Puis il arriva que les abords de la mine se remplirent d’hommes. La grève était finie. Fatigués de leur oisiveté, ces hommes étaient joyeux. En riant, ils défilaient, leur lampe à la main. Mais Jimmy et Wilkie passèrent avant eux. On les fit entrer dans la cage, et ils se retrouvèrent, sans savoir comment, dans la nuit souterraine. Leur vie redevint ce qu’elle avait été. Mais maintenant ils associaient des phénomènes entre lesquels, auparavant, jamais ils n’avaient entrevu de lien : quand la cage remontait, elle allait dans ce lieu très vaste, où il y avait des couleurs. Ils hennissaient en la voyant partir.

Quelques mois plus tard, Jimmy prit une fluxion de poitrine. Il languit cinq ou six jours et mourut. Jimmy ne comprit pas du tout pourquoi il restait couché, les jambes raides. La mort est encore plus difficile à comprendre pour les animaux que pour les humains.
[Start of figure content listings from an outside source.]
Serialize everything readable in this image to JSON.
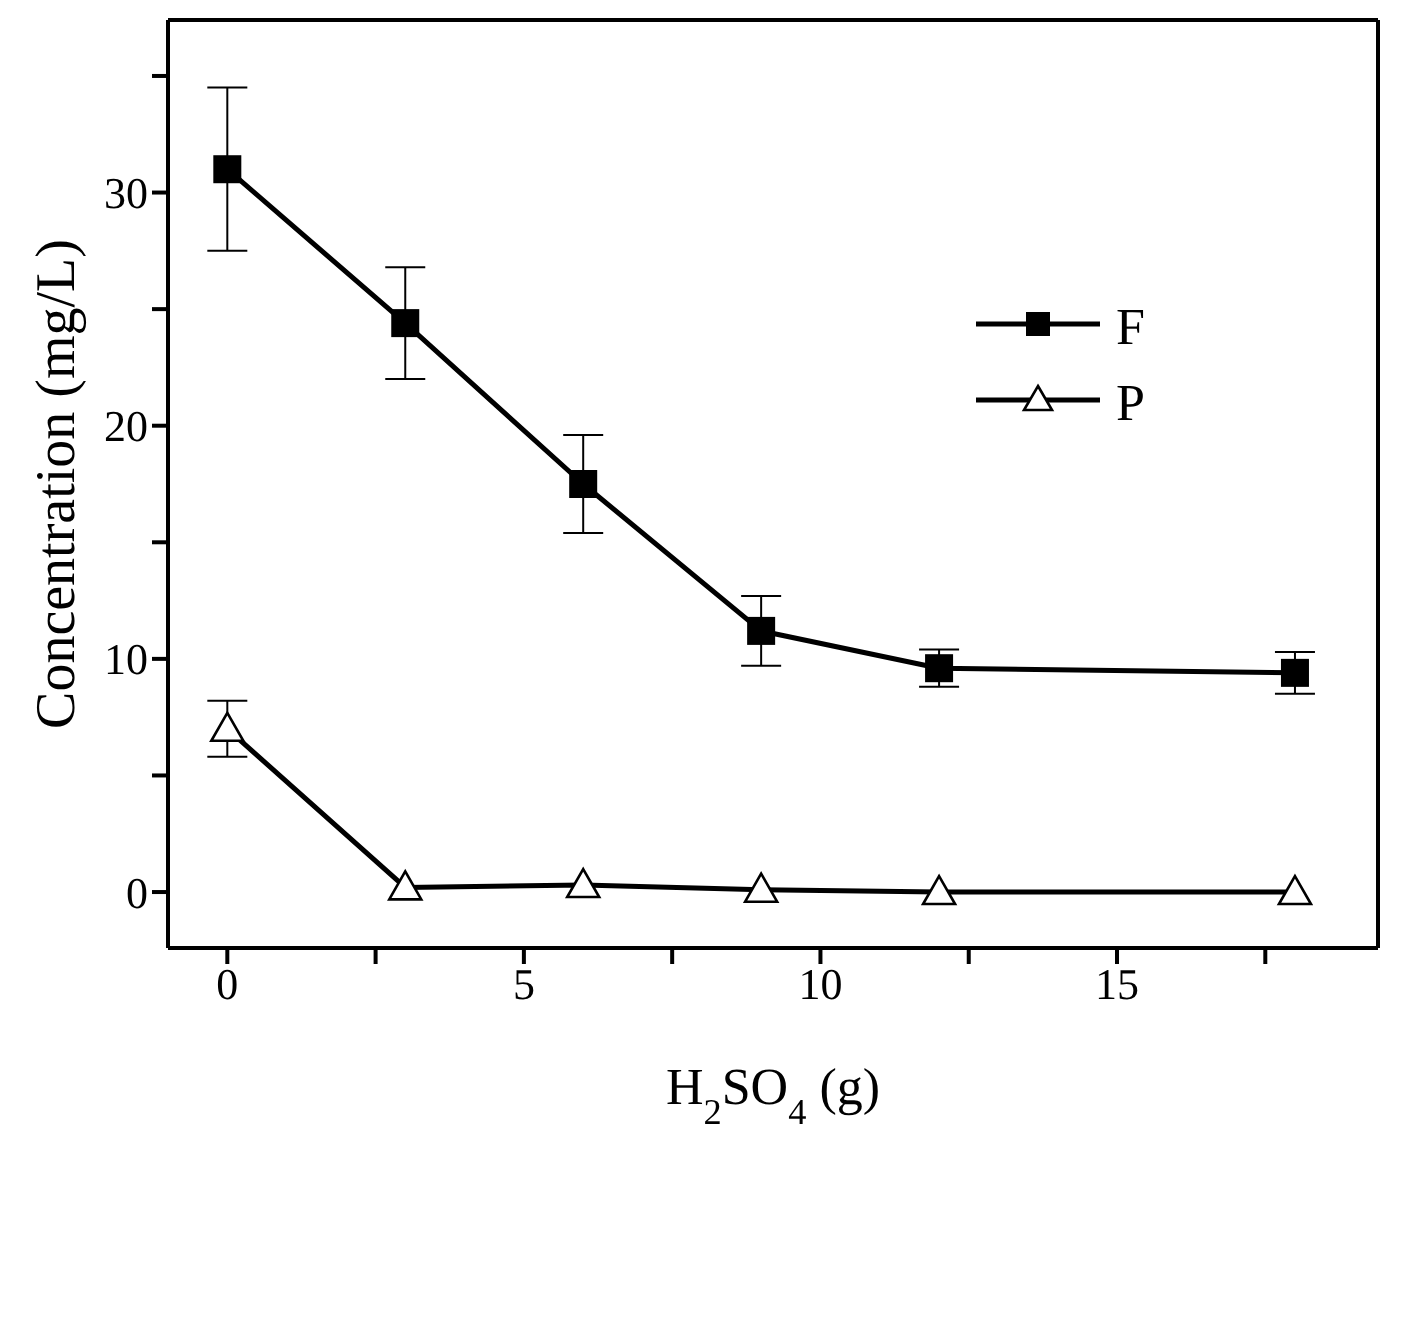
{
  "chart_data": {
    "type": "line",
    "xlabel": "H$_{2}$SO$_{4}$ (g)",
    "ylabel": "Concentration (mg/L)",
    "x": [
      0,
      3,
      6,
      9,
      12,
      18
    ],
    "series": [
      {
        "name": "F",
        "color": "#000000",
        "marker": "square",
        "values": [
          31,
          24.4,
          17.5,
          11.2,
          9.6,
          9.4
        ],
        "errors": [
          3.5,
          2.4,
          2.1,
          1.5,
          0.8,
          0.9
        ]
      },
      {
        "name": "P",
        "color": "#000000",
        "marker": "triangle",
        "values": [
          7.0,
          0.2,
          0.3,
          0.1,
          0.0,
          0.0
        ],
        "errors": [
          1.2,
          null,
          null,
          null,
          null,
          null
        ]
      }
    ],
    "xlim": [
      -1,
      19.4
    ],
    "xticks": [
      0,
      {
        "value": 2.5,
        "label": null
      },
      5,
      {
        "value": 7.5,
        "label": null
      },
      10,
      {
        "value": 12.5,
        "label": null
      },
      15,
      {
        "value": 17.5,
        "label": null
      }
    ],
    "ylim": [
      -2.4,
      37.4
    ],
    "yticks": [
      0,
      {
        "value": 5,
        "label": null
      },
      10,
      {
        "value": 15,
        "label": null
      },
      20,
      {
        "value": 25,
        "label": null
      },
      30,
      {
        "value": 35,
        "label": null
      }
    ],
    "grid": false,
    "legend": "top right",
    "line_style": "solid"
  }
}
Quand Wilkie s’aperçut qu’on mettait son camarade dans la cage, il l’envia. « Il va retrouver, songea-t-il, cet endroit que nous avons vu en rêve, et qui existe. » Et il ne sut jamais que Wilkie n’avait rien retrouvé du tout, qu’une autre mine, encore plus sombre, véritablement éternelle…

III
Monographie des Pêcheurs à la ligne

A. M. Cunisset-Carnot.

Ce n’est qu’avec une respectueuse timidité que j’ose dédier ces quelques mots à l’éminent écrivain qui sait parler avec tant d’esprit et de compétence des bêtes, des champs, des eaux et des bois ; ce n’est qu’avec douleur que je m’adresse à lui, sachant que sans doute, endurci par une longue série de crimes, il ne sera point de mon avis. Mais j’ai foi cependant en son noble caractère : il sait que je n’obéis jamais qu’à ma conscience.

Il me faut lui révéler aujourd’hui, en même temps qu’à l’univers civilisé, la méfiance profonde qu’une série d’observations approfondies m’ont donnée des pêcheurs à la ligne. Hélas ! que j’eusse pourtant souhaité pouvoir me joindre à leur foule nombreuse, partager leurs plaisirs ! On m’avait décrit ces plaisirs comme doux, paisibles et champêtres. Mais ma première découverte a été qu’ils ne sont point champêtres. Ce n’est que par hasard que l’on rencontre quelques exemplaires de l’espèce loin des lieux habités, dissimulés au fond d’une anse écartée, à l’ombre des arbres, parmi des roseaux frisonnants. Bien plus souvent ce sont des animaux grégaires, et l’on peut affirmer comme une loi que le pêcheur à la ligne ne peut vivre qu’à la condition d’apercevoir, aussi près de lui que possible, la ligne, le bouchon et le bambou d’un autre pêcheur à la ligne. Enfin il apparaît d’autant plus rare que la campagne est vraiment rustique : il n’affectionne que les quais de pierre bordés d’usines et de masures. C’est le parasite des banlieues. Toutefois il est sauvage, inhumain, farouche et cruel.

Il est de toute évidence en effet que la pêche à la ligne est le seul sport qui consiste à faire du mal à une bête en suppliciant une autre bête, ce qui est le raffinement suprême — il faut bien qu’on me le concède — dans la perfidie et la férocité. On pêche les poissons avec des vers de vase, avec des vers de terre, avec des asticots, avec des mouches, et avec d’autres poissons. Quand ce sont des mouches, on leur introduit la pointe de l’hameçon dans le derrière, ou sous les élytres. Je n’ai pas d’élytres. Mais pour le reste, j’aime mieux ne point me le figurer. Quand ce sont des vers ou des asticots, on leur fourre l’hameçon dans le derrière, la bouche ou le milieu du dos : il y a trois écoles. Quand ce sont des poissons, on leur fait avaler l’hameçon jusqu’au creux de l’estomac, mais en s’arrangeant de telle sorte qu’ils survivent le plus longtemps possible à ce traitement. C’est l’Aquarium des Supplices. On peut arriver aussi à faire souffrir beaucoup d’animaux à la fois en pétrissant un grand nombre de vers dans un mélange infect, généralement composé de terre, de crottin de cheval, de fromage de Roquefort et d’assa fœtida. Les asticots ne doivent pas s’en plaindre, ils ont l’habitude, mais les vers de terre sont des animaux tout nus et très propres.